Thing the second: Jane Austen Knits Fall 2012 hit newsstands, and I received a note from a lovely woman asking me to please add my Maiden Fair Blouse pattern to Ravelry, as it was so beautiful and she’d like to add it to her queue. Done! A few notes about the Maiden Fair Blouse:
Slightly puffed sleeves, a low-cut neckline, and empire styling under the bust all evoke Regency-era fashion. Like many of Jane Austen’s characters, this little sweater has a sweet girlishness but also a hint of sophistication and elegance. The lace rib of the bodice is reflected in the detailing of the raglan sleeve shaping and easy ruffles adorn the edges.
It’s worked in Rowan Cashsoft DK, which is lovely both to look at and use. I really want to make one for me, if I ever have the time. Much like the cobbler’s children, I’m quickly finding that the designer never has cute new sweaters for herself. [Note to publishers: This is totally a problem I’m okay having.]
Thing the third: I tried on the sweater I’ve been working madly on (for self publishing! Finally a sweater for ME!) the past couple of weeks to check the armhole shaping…and discovered the chest measurement was way, way off. Let’s talk about this a minute, because I really have no one but myself to blame here. I mean, clearly my swatch is a filthy, filthy liar, but I know better by now than to ever fully trust a swatch.

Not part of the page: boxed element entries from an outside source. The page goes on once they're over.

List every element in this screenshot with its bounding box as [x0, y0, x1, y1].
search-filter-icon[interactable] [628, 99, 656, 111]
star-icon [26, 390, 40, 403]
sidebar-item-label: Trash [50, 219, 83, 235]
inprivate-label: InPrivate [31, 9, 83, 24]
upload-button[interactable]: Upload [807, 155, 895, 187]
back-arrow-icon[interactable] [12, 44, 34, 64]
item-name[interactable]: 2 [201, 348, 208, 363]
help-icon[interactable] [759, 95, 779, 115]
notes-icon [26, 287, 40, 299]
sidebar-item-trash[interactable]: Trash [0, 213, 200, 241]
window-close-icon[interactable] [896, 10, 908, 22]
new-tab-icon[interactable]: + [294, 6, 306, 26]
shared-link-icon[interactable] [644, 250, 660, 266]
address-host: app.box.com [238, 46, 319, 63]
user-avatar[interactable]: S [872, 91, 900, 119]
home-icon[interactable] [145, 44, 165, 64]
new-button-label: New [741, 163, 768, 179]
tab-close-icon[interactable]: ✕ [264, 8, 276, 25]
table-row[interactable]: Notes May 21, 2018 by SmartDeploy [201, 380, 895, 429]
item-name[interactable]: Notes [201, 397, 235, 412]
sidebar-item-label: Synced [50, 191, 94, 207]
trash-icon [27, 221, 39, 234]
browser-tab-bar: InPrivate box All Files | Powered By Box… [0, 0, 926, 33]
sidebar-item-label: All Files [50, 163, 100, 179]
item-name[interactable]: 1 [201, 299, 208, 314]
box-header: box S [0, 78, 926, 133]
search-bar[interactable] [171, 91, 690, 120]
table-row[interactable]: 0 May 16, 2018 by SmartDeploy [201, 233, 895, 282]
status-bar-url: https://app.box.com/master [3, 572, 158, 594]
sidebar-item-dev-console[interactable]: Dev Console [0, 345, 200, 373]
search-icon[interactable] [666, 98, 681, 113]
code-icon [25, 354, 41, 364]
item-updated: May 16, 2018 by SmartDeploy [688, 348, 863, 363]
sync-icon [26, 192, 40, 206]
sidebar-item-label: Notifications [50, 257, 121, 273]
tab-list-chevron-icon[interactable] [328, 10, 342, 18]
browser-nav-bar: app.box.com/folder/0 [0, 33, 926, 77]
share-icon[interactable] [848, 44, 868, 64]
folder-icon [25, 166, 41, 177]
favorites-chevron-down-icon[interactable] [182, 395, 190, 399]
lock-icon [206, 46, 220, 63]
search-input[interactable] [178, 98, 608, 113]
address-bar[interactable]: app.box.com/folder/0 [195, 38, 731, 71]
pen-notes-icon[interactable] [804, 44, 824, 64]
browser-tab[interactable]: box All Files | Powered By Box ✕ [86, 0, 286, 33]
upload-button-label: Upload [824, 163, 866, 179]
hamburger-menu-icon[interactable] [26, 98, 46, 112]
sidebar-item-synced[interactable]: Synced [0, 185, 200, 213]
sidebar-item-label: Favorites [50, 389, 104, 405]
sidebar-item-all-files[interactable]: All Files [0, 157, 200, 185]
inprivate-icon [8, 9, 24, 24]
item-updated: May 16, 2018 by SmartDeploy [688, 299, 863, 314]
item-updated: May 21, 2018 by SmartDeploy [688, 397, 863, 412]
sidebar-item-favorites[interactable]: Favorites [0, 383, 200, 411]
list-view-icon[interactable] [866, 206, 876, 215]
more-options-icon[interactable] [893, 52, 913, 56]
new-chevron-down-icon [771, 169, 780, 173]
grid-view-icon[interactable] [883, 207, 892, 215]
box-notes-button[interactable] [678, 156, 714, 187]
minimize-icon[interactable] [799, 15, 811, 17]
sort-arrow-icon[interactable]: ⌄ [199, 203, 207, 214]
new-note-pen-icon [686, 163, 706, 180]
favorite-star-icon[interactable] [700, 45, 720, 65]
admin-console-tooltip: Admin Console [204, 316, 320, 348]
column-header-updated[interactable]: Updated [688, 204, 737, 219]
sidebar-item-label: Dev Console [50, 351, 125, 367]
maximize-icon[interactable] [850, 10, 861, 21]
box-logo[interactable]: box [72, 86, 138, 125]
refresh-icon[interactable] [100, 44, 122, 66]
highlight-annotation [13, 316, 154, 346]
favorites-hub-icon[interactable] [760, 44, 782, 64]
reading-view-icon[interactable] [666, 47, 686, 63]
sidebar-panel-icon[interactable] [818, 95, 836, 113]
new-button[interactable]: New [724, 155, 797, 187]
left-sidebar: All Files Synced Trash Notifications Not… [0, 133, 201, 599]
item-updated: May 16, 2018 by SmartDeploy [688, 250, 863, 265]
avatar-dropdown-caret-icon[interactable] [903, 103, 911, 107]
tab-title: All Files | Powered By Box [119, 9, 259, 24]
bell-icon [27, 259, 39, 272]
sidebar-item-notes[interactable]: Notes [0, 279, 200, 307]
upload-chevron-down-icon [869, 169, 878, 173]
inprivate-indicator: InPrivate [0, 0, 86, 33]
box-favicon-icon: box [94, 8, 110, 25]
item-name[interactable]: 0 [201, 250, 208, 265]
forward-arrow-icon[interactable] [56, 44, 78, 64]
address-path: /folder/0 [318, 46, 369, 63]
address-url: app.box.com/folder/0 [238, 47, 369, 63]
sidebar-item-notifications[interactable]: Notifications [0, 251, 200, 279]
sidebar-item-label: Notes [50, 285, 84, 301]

I had a feeling while I was working the ribbing that it was going to be a bit wide, but I decided to ignore it/hope for the best/pretend it was all going to be fine once I was working in stockinette. THEN, I somehow never got around to actually measuring the width of the sweater (I’m blaming this on the fact that I was, at that point, determined that it would be my Rhinebeck sweater, which clearly didn’t happen anyhow — god, can you imagine how pissed I’d’ve been if I actually had managed to finish the thing for the show only to find it didn’t fit?). So I really could have saved myself a lot of heart/finger ache here, if I’d only a) trusted my instincts and/or b) actually taken a moment to check that I was on track. Sigh. At least it’ll be faster to knit it back up once I lose the extra stitches, right?
I’m going to put this one aside for awhile to focus on a couple of submissions and a super cute hat that should, in theory, be ready for release next week, but then I’m going to jump right back to it as, fit issues not withstanding, I think it’s going to be fabulous when it’s done properly.
August 13, 2012 § Leave a comment
Star light, star bright
First star I see tonight
Wish I may, wish I might
Have the wish I wish tonight
The enormity and magnificence of space has always struck me right to the core of my being. From the time I was a little girl, I remember looking up at the night sky with a tremendous sense of wonder and awe. Back then, the space program was in full swing, and Sally Ride was an astronaut, and it didn’t seem completely impossible that maybe someday I could fly among the stars. Then I grew up, and dreamed different dreams, and wished different wishes, and settled into my life on Earth…but I still get a tingle when I look up into the night sky.
My favorite of all the constellations is Cassiopeia…the beautiful but vain Aethiopian queen who incurred the wrath of Poseidon and was punished by being tied to her throne for eternity, placed in the heavens in such a position that for half the year she is sitting upside down. This shawlette is based on the shape of her constellation, an asymmetrical “W”. The garter lace of the main body forms tiny star shapes between the eyelets, and the lace border on the bottom edge evokes the shooting stars that are traditionally wished upon even after the first star of the night has passed.